The condition of your baseball glove during and after a season will somewhat depend on where you live in the country. In the southeast and southwest you probably aren’t going to see a lot of snow, ice and mud. Your glove may face very strong sun and heat, though.
The baseball gloves that I have just repaired were used in the northeast part of the country which can be terrible for leather. The leather can see snow and freezing temperatures. The baseball gloves will definitely get wet and muddy. This mud and water gets ground in sometimes day after day. This water eventually strips the leather of its original oils, softness and color. Then, summer comes. The sun beats down on the glove and dries it up even more. The laces become stiff, weak and brittle. They eventually break. Sometimes parts of the glove, like the eyelets and leather holes, rip. This even happens on the good, expensive gloves that are not cared for.
All of these things can mostly be avoided. Simply try to implement some of the following tips:
- Clean off your baseball glove during the season when it needs it. Just a warm, damp cloth will do. Don’t soak the glove. You’re just trying to get some of the dirt off.
- During the season, if the glove has seen a lot of water and then a lot of sun, you should rub in a little bit of conditioner (not any kind of oil!) and let it soak in. This will restore some of the leather’s oils, softness and color.
- Most importantly, give your glove a good cleaning and conditioning after your season is over. Wipe off all of the dirt and then after the glove dries rub a good coat of conditioner into the glove. Sometimes you may have to do this two or three times if the glove soaks up all of the conditioner right away. Wipe off any excess conditioner. Your restored glove will look and feel new during the off-season.

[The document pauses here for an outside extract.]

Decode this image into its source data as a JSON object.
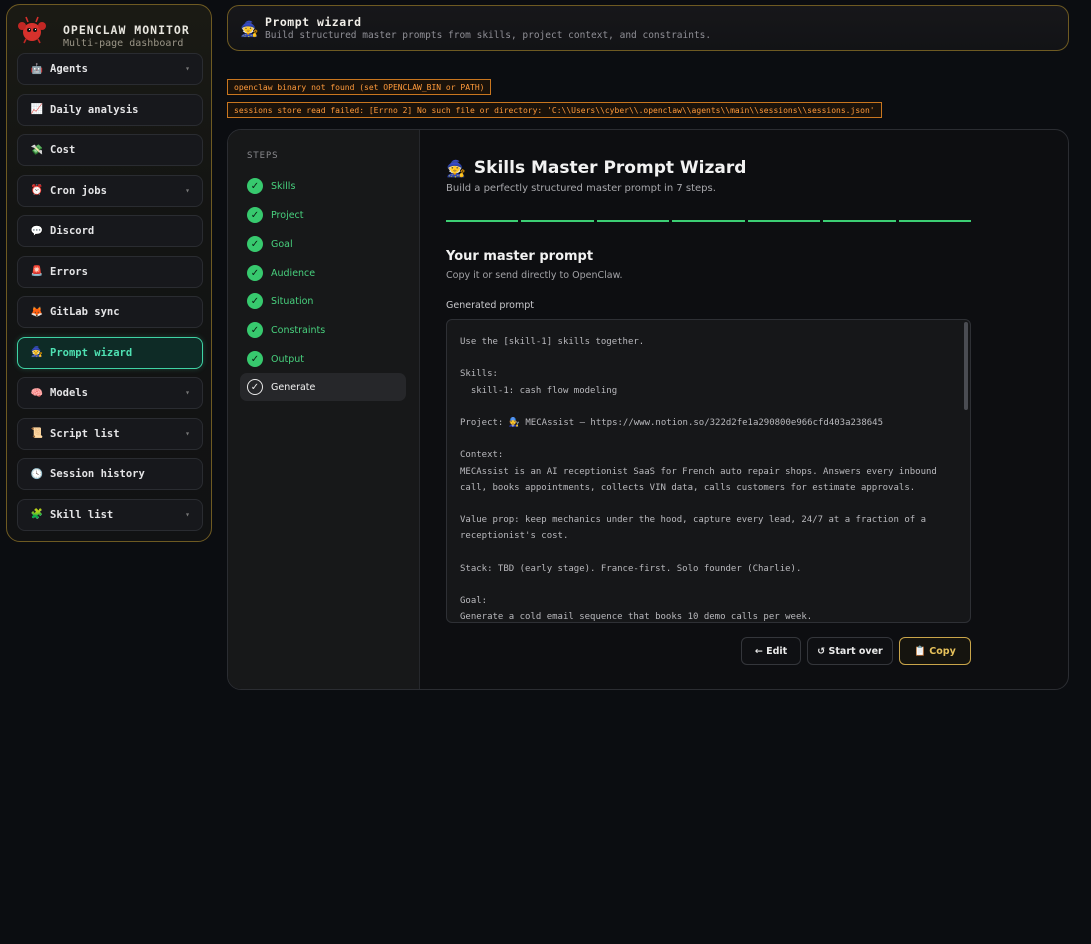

- Tighten up loose laces and definitely repair broken laces or laces that you have a good feeling will break the next season. Do it now while you have the time.
- And then, right before the beginning of your next season, inspect your glove again, tighten things up if necessary, put a light coat of conditioner on. There you are! Almost a new glove again.
Believe me, these simple baseball glove repair and restore tips work. I have taken care of a catcher’s mitt for three years now…and yes, it’s up in the northeast where a catcher’s mitt takes water and mud in great amounts in some games. But this glove, after three years, feels great and looks great. The laces and leather show no signs of weakness. This is all because I religiously follow the tips above.
The kid who’s glove I fixed the other day…the real dry one, says his glove looks and feels new again. He actually likes the all-black laces better than the original gray ones too. I hope he takes care of it now. But I bet I see it again someday.
And I bet I’ll repair a good number of gloves starting around now. These are all of the gloves from last season that were just thrown in garages or basements with no after-season conditioning or tightening or repairing of laces.
So that’s where I’ll come in…again. Baseball glove repair and restore. I do it all of the time and never once have I advertised this. It all started with one glove, as a favor, and word got out. That was about six years ago and I’m still repairing gloves today.
So try to keep in mind some of these baseball glove repair and restore tips. Your glove will always be in great shape and you’ll prevent those unexpected breaks during a game…and there will be no “down time” of your favorite glove.